In Korea’s robo-adviser market, Quarterback Investments has reigned for the past few years. However, appears to have dethroned the perennial champion last year.
According to the Korea Financial Investment Association on March 13, Fount managed funds amounting to 137.6 billion won ($121 million) as of the end of 2018, to nudge past the 102.4 billion won of Quarterback.
The runners-up group struggled to catch up with the two run-away leaders as they could not even reach 20 billion won in their fund sizes.
Fount Investment, which was founded in 2016, saw its funds jump almost four-fold last year alone.
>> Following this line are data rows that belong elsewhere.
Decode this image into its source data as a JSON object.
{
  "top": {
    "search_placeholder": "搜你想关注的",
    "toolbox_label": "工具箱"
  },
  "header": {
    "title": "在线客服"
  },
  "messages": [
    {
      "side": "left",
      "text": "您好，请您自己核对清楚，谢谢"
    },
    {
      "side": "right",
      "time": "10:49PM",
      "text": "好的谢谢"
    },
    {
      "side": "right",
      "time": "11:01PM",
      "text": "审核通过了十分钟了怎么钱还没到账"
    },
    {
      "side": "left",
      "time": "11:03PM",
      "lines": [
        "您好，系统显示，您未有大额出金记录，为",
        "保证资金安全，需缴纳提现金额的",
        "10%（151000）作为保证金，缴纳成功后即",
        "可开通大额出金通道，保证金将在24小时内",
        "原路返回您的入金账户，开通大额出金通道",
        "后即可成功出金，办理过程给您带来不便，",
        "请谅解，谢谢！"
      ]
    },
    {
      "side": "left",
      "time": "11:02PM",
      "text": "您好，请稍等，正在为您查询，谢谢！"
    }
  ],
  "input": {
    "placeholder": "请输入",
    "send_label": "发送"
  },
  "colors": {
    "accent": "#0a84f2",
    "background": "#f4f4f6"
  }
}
Banks, insurers and institutional investors knocked on the door of the Seoul-based outfit to boost the size of the funds.
Its popularity is attributable to its good performances – last year when the country’s share prices plunged more than 15 percent, Fount funds lost just 2 to 3 percent. During the bullish run, it also outperformed the market.
Advancing into Asian markets
Based on its expertise and experience in the domestic market, Fount founder and CEO Kim Young-been said the company would make a foray into offshore markets.
“As a leading company in the robo-adviser industry, we feel the responsibility to offer services good enough to realize investors’ economic freedom,” Kim told The Korea News Plus.
“In the firm belief that robo-advisers have to benefit as many people as possible, we will advance into other Asian markets.”
Robo-advisers provide financial advice based on mathematical rules, or algorithms, with minimal human intervention. These algorithms are typically executed by software.
Numerous robo-advisory services are available across the world; some substantially outperform human advisers although some are underperformers.
But observers point out that the services’ outlook is bright because the capabilities of robo-advisers are expected to get better in line with the improvement in related technologies.